4 Empirical Evaluation

In data mining, a decision tree is a predictive model that can be used to represent both classifiers and regression models. J48 is the implementation of C4.5 algorithm [16] developed by J. Ross Quinlan. C4.5 algorithm produces decision tree classification for a given dataset by recursive division of the data and the tree is grown using Depth-first strategy. Pruning methods have been introduced to reduce the complexity of tree structure without decreasing the accuracy of classification. Subtree raising is the followed pruning support procedure, that is, moving nodes upwards toward the root of tree and also replacing other nodes on the same way [17].

JRip is the propositional rule learner based on the Repeated Incremental Pruning to Produce Error Reduction (RIPPER) [18]. Starting with the less prevalent classes, the algorithm iteratively grows and prunes rules until there are no positive examples left. It tries every potential value of each attribute and selects the condition with highest information gain. The minimum description length is considered as stopping criterion when new conditions are sequentially added to a rule.

These two ML algorithms have been considered for the classification task, where the following measures can be defined:

  • tp: the number of identified dependencies that are also expected in the test set;

  • fp: the number of dependencies returned by the classifier but missing in the test set;

  • fn: the number of expected dependencies that the classifier misses to identify.

and, consequently, the performances can be evaluated with the standard measures of Precision (Pr) and Recall (Re).

$$\begin{aligned} Pr = \frac{tp}{tp+fp}\qquad \qquad \qquad \quad Re =\frac{tp}{tp+fn} \end{aligned}$$

that is, the precision and the recall.

Five course materials with various levels of difficulty, conveying different random topics, e.g., scientific, archaeological, cinematography and art; have been considered for the evaluation. A domain expert manually identified the expected dependencies among LOs.

The average precision (Pr) reaches 0.828 and 0.736, for J48 and JRip, respectively. The recall (Re) values range from 0.811 (J48) and 0.756 (JRip). Each approach is validated following a 10-fold cross-validation. The outcomes prove that the hypothesis of a classifier trained on features extracted from two LOs has the chance to correctly identifying prerequisites among them.

5 Conclusions

We have presented and evaluated a Machine learning-based approach for mining prerequisite relations between learning objects. It can be used in a more comprehensive approach for helping teachers in searching relevant content and assisting them during the course development.
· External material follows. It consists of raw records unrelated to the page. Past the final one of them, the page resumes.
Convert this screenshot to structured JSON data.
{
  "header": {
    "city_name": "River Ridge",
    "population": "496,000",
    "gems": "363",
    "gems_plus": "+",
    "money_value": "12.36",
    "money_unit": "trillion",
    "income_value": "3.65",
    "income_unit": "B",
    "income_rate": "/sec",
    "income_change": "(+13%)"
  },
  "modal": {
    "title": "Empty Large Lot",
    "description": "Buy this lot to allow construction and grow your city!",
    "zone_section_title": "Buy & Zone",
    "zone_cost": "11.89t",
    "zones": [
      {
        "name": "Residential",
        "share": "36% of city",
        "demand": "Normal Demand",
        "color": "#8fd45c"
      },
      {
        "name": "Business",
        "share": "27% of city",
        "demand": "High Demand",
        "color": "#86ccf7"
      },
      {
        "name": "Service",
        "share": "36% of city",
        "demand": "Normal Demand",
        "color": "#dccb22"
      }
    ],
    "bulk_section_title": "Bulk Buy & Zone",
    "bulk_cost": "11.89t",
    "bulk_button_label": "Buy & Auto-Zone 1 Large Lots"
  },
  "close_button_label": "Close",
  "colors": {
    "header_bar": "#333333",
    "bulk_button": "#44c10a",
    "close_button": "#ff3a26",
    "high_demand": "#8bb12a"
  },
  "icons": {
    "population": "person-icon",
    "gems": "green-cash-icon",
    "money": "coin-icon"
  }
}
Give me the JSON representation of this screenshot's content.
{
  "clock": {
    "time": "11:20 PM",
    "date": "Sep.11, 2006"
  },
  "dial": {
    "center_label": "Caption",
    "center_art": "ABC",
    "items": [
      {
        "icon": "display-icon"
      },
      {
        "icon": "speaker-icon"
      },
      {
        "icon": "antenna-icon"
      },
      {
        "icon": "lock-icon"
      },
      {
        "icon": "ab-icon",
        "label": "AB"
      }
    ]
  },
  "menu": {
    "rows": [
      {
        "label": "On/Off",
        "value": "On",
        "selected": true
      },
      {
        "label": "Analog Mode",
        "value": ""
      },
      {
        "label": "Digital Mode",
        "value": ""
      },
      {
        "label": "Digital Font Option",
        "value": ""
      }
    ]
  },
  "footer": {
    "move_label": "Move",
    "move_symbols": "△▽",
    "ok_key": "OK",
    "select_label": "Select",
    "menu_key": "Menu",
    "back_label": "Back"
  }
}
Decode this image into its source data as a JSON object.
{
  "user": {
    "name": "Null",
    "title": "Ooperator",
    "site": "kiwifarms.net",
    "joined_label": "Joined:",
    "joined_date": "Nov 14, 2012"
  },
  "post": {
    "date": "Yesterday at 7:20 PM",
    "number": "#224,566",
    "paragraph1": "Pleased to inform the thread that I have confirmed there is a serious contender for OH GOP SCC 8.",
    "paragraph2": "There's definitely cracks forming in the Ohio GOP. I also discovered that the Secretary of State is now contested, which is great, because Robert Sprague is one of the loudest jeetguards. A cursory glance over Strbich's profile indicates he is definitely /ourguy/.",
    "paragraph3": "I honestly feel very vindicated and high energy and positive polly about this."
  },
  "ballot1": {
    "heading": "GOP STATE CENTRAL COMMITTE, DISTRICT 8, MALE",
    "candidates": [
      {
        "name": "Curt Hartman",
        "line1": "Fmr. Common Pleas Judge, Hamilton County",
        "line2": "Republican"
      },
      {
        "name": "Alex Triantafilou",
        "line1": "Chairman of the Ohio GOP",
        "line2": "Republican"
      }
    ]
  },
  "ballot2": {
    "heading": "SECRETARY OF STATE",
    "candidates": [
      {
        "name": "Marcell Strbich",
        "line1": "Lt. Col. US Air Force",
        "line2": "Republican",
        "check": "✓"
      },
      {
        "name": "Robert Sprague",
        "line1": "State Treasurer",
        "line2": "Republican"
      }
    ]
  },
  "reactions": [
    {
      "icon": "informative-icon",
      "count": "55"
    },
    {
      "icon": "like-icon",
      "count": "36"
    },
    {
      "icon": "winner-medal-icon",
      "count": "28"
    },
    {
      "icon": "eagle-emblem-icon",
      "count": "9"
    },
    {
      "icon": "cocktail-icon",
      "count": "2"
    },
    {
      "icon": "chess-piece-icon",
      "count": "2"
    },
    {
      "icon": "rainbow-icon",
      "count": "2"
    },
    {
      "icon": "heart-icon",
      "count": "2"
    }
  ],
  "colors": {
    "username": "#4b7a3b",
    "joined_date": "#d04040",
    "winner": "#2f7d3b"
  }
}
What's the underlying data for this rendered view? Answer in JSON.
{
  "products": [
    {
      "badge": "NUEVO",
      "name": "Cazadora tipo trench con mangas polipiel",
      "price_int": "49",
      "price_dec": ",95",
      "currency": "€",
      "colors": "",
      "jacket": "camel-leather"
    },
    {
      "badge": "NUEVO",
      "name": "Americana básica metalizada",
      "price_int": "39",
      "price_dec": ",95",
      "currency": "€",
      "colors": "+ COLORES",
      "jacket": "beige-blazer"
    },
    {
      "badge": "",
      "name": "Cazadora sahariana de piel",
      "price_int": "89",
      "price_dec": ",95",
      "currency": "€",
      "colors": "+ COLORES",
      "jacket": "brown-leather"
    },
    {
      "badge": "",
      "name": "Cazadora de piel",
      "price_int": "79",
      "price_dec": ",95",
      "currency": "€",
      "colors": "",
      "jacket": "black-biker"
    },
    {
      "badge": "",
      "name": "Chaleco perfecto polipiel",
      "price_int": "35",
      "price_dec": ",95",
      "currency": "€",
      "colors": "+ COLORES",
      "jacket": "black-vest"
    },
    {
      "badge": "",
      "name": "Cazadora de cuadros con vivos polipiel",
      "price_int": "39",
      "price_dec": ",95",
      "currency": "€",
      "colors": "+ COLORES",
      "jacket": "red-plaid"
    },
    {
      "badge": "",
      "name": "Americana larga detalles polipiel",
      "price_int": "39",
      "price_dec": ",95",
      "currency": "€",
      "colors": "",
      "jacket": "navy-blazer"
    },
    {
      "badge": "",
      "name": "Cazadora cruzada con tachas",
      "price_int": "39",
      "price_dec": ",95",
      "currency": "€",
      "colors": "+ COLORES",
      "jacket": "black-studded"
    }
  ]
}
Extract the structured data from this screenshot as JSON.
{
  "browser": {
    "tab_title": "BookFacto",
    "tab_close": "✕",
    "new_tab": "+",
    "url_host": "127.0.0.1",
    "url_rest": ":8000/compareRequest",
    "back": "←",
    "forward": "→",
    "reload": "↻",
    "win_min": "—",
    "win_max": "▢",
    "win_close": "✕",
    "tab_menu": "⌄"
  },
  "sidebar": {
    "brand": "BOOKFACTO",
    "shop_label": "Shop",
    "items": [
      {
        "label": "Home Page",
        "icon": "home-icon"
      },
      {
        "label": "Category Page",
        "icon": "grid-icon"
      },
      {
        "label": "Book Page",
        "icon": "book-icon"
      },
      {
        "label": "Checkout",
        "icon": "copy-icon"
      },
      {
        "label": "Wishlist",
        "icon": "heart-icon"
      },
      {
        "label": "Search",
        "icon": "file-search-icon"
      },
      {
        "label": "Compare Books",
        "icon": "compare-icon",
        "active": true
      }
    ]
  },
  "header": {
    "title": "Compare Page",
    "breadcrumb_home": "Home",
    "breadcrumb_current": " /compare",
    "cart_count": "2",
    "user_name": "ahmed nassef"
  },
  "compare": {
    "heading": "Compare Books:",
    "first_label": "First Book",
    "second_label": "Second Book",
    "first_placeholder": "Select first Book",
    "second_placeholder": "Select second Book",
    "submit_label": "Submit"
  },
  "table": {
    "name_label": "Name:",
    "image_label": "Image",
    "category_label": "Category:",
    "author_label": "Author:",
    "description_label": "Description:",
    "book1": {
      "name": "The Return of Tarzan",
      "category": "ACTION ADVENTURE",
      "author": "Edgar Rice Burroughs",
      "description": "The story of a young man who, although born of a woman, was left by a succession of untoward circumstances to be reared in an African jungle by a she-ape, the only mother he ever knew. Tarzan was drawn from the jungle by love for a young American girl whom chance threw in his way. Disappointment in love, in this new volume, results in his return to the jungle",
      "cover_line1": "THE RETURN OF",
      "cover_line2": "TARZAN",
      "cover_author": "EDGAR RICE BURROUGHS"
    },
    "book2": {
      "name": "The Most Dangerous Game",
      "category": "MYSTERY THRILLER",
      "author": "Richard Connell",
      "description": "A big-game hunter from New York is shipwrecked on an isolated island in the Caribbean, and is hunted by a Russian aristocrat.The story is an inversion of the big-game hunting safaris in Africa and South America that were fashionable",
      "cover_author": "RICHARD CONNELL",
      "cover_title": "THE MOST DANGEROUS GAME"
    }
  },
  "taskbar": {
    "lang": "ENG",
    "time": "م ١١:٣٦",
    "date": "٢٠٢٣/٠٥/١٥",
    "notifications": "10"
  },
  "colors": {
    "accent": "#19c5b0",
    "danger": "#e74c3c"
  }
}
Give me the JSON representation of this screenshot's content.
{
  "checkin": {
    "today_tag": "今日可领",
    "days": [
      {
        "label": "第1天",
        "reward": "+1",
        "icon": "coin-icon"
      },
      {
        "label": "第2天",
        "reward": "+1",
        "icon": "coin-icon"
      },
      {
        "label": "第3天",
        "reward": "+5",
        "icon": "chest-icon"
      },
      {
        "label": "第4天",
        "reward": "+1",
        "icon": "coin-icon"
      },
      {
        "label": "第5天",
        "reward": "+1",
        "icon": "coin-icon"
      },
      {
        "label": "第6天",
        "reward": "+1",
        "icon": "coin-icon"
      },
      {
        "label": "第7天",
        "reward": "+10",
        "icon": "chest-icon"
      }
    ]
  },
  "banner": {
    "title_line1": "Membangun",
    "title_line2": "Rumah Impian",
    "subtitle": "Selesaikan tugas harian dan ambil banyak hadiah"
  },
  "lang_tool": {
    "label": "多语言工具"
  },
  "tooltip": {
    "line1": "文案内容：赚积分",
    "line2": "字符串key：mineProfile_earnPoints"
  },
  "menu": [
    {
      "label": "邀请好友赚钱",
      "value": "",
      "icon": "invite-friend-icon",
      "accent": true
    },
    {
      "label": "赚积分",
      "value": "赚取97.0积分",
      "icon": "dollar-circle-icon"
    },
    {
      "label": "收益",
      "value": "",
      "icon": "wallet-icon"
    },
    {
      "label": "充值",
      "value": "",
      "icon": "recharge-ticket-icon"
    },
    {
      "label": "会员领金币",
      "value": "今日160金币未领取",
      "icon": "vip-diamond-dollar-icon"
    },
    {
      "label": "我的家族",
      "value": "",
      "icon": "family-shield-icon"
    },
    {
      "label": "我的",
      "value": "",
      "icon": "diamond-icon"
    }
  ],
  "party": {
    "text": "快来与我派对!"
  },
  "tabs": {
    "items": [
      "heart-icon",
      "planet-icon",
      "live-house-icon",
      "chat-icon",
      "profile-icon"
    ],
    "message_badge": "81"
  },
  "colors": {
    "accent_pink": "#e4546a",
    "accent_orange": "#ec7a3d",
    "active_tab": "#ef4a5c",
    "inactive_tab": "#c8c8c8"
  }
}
In our future work, we plan to continue evaluating the precision of the proposed approach in different domains of interest. In some circumstances (e.g., Mathematics and Statistics courses), the semantic annotation does not successfully associate relevant topics to the learning objects. Alternative approaches must be considered in order to overcome this issue and categorize the features exatracted from the LOs [19]. Preferences of teachers manifested through the course development can also be studied and combined, for example by monitoring the browsing behaviour on learning objects represented by hypertext resources [12].